Turning signal integrity simulation inside out

Turning signal integrity simulation inside out

DesignCon is the premier conference on high-speed electronics at the chip, package and system level. Held annually in the heart of Silicon Valley, it brings together top design engineers, researchers and industry executives who drive the frontier of electronics. At the conference Dr. Zoltan Cendes, the founder of Ansoft Corporation (acquired by ANSYS in 2008) and a Life Fellow of IEEE, delivered a keynote presentation on how signal integrity (SI) simulation has been turned inside out with electromagnetic (EM) field simulation.

Inside Out So what does it mean to turn signal integrity simulation inside out?

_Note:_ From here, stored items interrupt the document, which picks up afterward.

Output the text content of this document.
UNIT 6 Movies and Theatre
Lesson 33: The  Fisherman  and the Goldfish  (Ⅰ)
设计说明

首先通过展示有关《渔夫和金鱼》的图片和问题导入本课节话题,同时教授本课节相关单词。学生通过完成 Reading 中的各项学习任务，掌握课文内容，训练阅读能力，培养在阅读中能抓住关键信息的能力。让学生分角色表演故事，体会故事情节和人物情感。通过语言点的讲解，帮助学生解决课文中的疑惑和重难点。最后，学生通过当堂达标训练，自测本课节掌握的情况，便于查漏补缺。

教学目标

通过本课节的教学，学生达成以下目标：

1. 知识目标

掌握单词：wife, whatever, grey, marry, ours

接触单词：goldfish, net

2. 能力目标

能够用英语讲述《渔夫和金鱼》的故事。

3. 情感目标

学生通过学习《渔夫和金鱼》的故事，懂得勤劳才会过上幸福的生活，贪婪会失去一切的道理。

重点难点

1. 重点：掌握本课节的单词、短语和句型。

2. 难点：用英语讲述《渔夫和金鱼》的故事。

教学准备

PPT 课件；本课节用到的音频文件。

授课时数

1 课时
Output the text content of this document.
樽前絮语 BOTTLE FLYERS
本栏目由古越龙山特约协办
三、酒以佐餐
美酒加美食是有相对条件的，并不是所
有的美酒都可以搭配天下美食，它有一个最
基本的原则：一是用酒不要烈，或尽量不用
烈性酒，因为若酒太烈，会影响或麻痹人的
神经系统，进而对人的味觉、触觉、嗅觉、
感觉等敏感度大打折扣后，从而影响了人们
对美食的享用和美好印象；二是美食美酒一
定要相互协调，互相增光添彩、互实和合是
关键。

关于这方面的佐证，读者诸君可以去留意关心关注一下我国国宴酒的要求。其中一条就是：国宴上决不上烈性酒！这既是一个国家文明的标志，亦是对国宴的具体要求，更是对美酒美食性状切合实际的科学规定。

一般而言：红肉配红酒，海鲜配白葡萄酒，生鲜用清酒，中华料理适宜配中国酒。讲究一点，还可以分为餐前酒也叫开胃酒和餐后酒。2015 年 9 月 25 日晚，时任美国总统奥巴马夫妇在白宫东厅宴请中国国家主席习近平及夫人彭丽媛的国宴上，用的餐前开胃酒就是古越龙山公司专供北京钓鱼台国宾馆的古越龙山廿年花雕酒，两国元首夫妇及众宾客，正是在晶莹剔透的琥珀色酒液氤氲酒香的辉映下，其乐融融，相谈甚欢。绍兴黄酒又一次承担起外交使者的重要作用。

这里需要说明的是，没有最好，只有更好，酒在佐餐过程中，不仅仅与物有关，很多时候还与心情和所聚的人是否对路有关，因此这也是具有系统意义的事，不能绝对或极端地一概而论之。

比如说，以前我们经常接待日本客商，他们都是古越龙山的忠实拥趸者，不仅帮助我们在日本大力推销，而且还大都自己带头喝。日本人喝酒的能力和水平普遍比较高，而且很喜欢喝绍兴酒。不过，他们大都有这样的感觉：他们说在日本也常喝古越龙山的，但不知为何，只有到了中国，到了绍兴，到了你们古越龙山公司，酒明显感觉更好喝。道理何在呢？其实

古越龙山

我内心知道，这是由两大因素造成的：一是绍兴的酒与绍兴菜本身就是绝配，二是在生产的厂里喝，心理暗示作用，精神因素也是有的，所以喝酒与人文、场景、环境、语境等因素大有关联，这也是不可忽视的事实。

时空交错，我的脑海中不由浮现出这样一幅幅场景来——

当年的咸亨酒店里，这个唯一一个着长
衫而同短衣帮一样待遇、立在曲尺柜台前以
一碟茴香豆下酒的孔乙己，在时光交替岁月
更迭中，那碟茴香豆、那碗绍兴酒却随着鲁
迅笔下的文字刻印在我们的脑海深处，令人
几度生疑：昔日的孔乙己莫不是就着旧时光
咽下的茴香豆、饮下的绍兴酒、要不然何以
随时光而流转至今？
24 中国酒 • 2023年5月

Modern simulation has physics-based solvers in the foreground supported by circuit and system simulation rather than the other way around. All electronic design is fundamentally based on Maxwell’s equations, so naturally the most rigorous way to deliver accurate simulation of high-performance systems is to solve those equations directly. In the past, electronics were not dense enough or fast enough to require solutions of the fully coupled Maxwell equations (what we call “full-wave” field solutions), nor did we have the computers able to solve these giant problems. Traditional electronic design validation relied mainly on circuit simulators like SPICE. Only isolated portions of the design were modelled using electromagnetics. Electrical parasitics were typically extracted using approximate, quasi-static table look-up methods. We worked with circuit simulation, quasi-static solutions and hybrid methods for signal integrity design.

Electromagnetic simulation has now evolved to the point where entire electronic systems can be simulated from a layout. Advanced numerical methods, high-performance computing and new technologies that automate the handling of massive EDA data sets have enabled this transformation. It is even possible to couple the electromagnetic analysis with multiphysics simulations, so that designers can evaluate the impact of thermal and mechanical stress effects.